Published January 23, 2023.

Update January 26, 2023: Someone beat me to it and wrote a slightly more advanced version of this: https://www.patterns.app/blog/2023/01/18/crunchbot-sql-analyst-gpt

The latest versions of GPT (ChatGPT, GPT-3.5) are very impressive at understanding and generating natural language. They are also good at coding and translating natural language to code and vice versa. We can use this as a convenient tool to generate code snippets based on brief descriptions, or to add type annotations to existing code, and much more.

In this article, I want to put these skills to use by “giving database access” to GPT and seeing which questions it is able to answer about the data. I do this by having GPT generate an SQL query based on the input question, executing said query, and then have GPT interpret the results to formulate an answer. As context, I provide the database schema and descriptions in the first prompt.

The results are, in some ways, impressive, in others they show the limitations of this approach. I can imagine improving the usefulness by optimizing the prompts and adding intermediary steps, but one limiting factor is the structure and quality of the data (as it so often turns out to be).

Here’s a peek at the end result:

I ask a question in natural language that can be answered by querying the dataset. GPT-3 generates the corresponding SQL correctly and parses the response from SQLite. Note that it realizes that not all locations are countries (e.g. “World”, “High income”) and picks the actual country (”United States”) correctly.

I ask a question in natural language that can be answered by querying the dataset. GPT-3 generates the corresponding SQL correctly and parses the response from SQLite. Note that it realizes that not all locations are countries (e.g. “World”, “High income”) and picks the actual country (”United States”) correctly.

The Dataset

For the experiment, I chose a Covid-19 dataset published by Our World in Data. It contains information about cases and deaths, hospitalizations, vaccines and testing, among other data. I downloaded the CSV file (owid-covid-data.csv), imported it into a SQLite database and ran queries against it.

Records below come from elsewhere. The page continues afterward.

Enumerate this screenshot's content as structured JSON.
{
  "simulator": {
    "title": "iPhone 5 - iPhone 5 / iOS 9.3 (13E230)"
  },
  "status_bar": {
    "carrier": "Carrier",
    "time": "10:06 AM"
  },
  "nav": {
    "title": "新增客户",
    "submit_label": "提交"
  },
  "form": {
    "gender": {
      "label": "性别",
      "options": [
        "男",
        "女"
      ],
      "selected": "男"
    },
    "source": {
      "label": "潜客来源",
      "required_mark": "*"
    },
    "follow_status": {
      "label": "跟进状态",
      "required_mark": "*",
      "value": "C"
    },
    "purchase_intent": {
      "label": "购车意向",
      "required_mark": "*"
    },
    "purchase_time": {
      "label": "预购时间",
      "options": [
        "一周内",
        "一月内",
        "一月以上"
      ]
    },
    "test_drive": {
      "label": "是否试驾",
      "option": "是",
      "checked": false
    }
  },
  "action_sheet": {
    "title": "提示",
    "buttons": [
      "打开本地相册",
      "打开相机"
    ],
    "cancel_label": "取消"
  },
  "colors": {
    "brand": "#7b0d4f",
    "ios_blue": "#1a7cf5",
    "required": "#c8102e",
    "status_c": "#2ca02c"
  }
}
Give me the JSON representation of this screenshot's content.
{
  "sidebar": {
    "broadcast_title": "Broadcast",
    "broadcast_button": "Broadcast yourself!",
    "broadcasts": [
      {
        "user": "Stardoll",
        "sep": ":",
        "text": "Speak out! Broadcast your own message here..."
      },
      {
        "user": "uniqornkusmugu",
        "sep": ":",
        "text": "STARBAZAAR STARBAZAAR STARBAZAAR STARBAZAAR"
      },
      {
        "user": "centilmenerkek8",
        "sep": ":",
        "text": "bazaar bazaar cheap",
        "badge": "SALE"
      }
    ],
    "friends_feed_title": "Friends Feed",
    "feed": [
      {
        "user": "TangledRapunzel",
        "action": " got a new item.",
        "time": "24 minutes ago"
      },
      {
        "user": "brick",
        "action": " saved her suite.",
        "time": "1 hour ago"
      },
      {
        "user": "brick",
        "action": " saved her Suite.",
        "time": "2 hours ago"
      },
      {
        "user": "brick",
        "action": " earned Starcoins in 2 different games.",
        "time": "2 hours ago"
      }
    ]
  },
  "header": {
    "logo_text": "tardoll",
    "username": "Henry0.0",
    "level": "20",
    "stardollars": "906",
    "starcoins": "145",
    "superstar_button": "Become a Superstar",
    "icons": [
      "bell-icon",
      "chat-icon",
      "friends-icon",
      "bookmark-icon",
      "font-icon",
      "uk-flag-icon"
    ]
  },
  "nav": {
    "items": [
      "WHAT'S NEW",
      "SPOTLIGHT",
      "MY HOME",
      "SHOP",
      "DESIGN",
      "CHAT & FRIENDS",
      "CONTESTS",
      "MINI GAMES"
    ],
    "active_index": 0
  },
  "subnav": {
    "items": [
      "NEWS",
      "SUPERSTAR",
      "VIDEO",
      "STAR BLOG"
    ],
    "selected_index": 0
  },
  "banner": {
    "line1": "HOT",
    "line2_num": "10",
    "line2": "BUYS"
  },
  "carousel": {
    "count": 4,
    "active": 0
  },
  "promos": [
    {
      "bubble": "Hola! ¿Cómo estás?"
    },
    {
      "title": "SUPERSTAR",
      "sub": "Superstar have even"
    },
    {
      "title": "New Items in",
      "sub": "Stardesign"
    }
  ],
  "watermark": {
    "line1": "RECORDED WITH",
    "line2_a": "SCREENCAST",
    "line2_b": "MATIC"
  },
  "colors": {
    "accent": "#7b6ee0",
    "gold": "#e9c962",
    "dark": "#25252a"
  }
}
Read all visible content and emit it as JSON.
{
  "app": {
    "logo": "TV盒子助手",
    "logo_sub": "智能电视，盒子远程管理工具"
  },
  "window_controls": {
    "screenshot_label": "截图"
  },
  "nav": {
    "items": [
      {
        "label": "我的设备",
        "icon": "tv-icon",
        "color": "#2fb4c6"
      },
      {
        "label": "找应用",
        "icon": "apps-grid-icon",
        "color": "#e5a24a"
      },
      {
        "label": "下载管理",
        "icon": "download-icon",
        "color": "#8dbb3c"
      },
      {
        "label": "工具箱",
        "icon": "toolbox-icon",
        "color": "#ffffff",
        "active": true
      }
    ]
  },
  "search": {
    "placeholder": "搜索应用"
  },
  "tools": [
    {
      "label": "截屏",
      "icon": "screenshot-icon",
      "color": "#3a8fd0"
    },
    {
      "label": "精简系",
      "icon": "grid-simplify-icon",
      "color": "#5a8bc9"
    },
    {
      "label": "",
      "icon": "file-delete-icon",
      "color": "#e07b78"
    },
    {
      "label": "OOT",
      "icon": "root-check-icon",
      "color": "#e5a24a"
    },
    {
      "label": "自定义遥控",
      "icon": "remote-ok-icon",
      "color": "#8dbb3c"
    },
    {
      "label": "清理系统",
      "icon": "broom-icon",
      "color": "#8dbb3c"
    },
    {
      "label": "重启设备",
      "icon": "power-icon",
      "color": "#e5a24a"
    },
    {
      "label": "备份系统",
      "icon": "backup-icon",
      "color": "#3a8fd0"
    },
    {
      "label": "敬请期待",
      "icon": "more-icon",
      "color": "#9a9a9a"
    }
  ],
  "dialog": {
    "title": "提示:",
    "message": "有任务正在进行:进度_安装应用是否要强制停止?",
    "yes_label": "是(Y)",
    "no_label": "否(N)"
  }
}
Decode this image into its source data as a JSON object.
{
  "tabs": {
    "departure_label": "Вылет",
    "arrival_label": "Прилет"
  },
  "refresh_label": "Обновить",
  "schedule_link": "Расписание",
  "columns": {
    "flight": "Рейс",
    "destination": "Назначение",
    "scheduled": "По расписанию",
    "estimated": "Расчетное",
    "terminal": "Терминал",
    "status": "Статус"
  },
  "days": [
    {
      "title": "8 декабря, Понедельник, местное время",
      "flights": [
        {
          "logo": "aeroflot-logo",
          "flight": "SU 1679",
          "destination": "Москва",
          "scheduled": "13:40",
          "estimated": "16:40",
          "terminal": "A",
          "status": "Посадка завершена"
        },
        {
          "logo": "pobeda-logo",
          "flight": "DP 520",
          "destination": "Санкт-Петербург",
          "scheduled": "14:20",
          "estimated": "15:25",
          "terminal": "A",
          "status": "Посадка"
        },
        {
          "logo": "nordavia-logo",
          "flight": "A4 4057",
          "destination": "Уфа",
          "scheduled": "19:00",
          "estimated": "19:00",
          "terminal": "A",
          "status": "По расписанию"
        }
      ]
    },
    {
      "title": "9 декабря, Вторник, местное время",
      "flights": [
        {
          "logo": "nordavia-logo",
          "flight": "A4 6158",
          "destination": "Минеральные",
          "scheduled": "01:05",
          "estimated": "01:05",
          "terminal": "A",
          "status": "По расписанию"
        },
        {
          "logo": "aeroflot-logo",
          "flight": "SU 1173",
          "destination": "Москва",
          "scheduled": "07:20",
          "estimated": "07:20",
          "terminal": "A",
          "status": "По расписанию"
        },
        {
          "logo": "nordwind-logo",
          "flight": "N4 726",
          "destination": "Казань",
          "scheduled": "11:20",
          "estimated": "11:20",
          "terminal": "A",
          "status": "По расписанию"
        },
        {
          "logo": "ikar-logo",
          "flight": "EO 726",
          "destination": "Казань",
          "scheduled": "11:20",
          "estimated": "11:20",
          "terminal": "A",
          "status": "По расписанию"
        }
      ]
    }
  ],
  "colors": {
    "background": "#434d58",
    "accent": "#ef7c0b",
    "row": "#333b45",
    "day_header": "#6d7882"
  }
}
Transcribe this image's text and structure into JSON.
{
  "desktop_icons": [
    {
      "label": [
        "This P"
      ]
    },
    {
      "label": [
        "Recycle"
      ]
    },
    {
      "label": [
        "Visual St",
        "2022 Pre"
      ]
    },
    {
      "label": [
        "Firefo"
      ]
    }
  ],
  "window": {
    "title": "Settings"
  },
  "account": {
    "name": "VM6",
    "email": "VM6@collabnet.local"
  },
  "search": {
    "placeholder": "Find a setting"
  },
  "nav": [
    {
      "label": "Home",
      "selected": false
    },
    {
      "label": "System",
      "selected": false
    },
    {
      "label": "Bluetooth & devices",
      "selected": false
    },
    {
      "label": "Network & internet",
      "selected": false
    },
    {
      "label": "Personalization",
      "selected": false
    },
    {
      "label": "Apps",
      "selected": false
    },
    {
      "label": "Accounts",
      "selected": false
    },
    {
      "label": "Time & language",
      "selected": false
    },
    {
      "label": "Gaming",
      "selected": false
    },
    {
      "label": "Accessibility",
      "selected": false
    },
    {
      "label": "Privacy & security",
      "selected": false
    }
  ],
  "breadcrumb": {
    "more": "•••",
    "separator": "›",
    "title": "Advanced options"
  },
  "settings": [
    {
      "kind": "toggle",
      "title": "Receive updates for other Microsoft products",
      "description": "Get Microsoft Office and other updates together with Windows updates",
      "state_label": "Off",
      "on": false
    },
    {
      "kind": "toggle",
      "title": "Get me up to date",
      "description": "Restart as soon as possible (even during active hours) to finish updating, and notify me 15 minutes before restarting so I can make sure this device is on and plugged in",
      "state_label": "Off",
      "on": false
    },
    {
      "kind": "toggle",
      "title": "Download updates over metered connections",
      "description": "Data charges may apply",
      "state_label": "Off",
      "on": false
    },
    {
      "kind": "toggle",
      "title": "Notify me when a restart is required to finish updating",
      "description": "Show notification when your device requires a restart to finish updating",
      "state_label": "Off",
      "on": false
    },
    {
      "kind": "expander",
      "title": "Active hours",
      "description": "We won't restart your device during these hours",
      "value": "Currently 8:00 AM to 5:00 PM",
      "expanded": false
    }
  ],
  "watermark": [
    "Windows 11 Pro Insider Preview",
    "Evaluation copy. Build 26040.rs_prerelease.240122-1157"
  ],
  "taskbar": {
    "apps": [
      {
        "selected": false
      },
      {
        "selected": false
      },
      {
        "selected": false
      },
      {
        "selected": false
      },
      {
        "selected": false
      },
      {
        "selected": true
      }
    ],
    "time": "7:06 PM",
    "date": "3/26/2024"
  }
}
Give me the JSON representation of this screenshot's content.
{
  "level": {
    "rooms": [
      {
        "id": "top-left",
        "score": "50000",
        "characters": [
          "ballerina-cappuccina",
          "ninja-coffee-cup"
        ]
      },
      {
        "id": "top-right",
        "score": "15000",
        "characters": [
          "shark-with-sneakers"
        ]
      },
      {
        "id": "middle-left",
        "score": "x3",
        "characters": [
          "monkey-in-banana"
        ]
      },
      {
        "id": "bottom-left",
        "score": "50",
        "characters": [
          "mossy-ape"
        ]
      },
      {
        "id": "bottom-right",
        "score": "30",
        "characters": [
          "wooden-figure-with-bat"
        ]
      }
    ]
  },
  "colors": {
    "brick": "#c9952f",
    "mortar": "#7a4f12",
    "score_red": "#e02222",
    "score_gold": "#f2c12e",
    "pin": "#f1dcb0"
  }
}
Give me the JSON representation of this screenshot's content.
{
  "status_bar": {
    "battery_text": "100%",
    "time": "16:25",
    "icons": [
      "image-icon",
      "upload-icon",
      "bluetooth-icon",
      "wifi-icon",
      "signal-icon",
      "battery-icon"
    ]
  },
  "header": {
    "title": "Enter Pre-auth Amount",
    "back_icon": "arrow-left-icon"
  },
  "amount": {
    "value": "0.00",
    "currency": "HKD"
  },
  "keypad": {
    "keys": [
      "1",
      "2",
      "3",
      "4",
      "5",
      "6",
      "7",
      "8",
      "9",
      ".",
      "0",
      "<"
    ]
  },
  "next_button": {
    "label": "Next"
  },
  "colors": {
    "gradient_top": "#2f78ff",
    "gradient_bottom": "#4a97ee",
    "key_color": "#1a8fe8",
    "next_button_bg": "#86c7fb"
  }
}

Some columns are Covid-19 specific:

Column Description
total_cases Total confirmed cases of COVID-19. Counts can include probable cases, where reported.
new_cases New confirmed cases of COVID-19. Counts can include probable cases, where reported. In rare cases where our source reports a negative daily change due to a data correction, we set this metric to NA.
total_cases_per_million Total confirmed cases of COVID-19 per 1,000,000 people. Counts can include probable cases, where reported.

Others contain general data:

Column Description
iso_code ISO 3166-1 alpha-3 – three-letter country codes. Note that OWID-defined regions (e.g. continents like 'Europe') contain prefix 'OWID_'.
continent Continent of the geographical location
location Geographical location
date Date of observation
population Population (latest available values). See https://github.com/owid/covid-19-data/blob/master/scripts/input/un/population_latest.csv for full list of sources
population_density Number of people divided by land area, measured in square kilometers, most recent year available

There are more than 67 columns in total. Each row contains data for a particular date in one location.

Generating SQL from Natural Language

GPT-3 is able to translate natural language to SQL queries out of the box:

GPT-3 output is highlighted in green.

GPT-3 output is highlighted in green.

However, this is assuming a fictitious database and schema which won’t work for our specific dataset. To provide the relevant knowledge, I include a description of the schema as part of the prompt (which is published by Our World in Data: owid-covid-codebook.csv):

For clarity, I only included the first few columns in this prompt which, in this case, are enough to generate the correct SQL. The full schema description contains 68 lines and is used in full in the finished program.

For clarity, I only included the first few columns in this prompt which, in this case, are enough to generate the correct SQL. The full schema description contains 68 lines and is used in full in the finished program.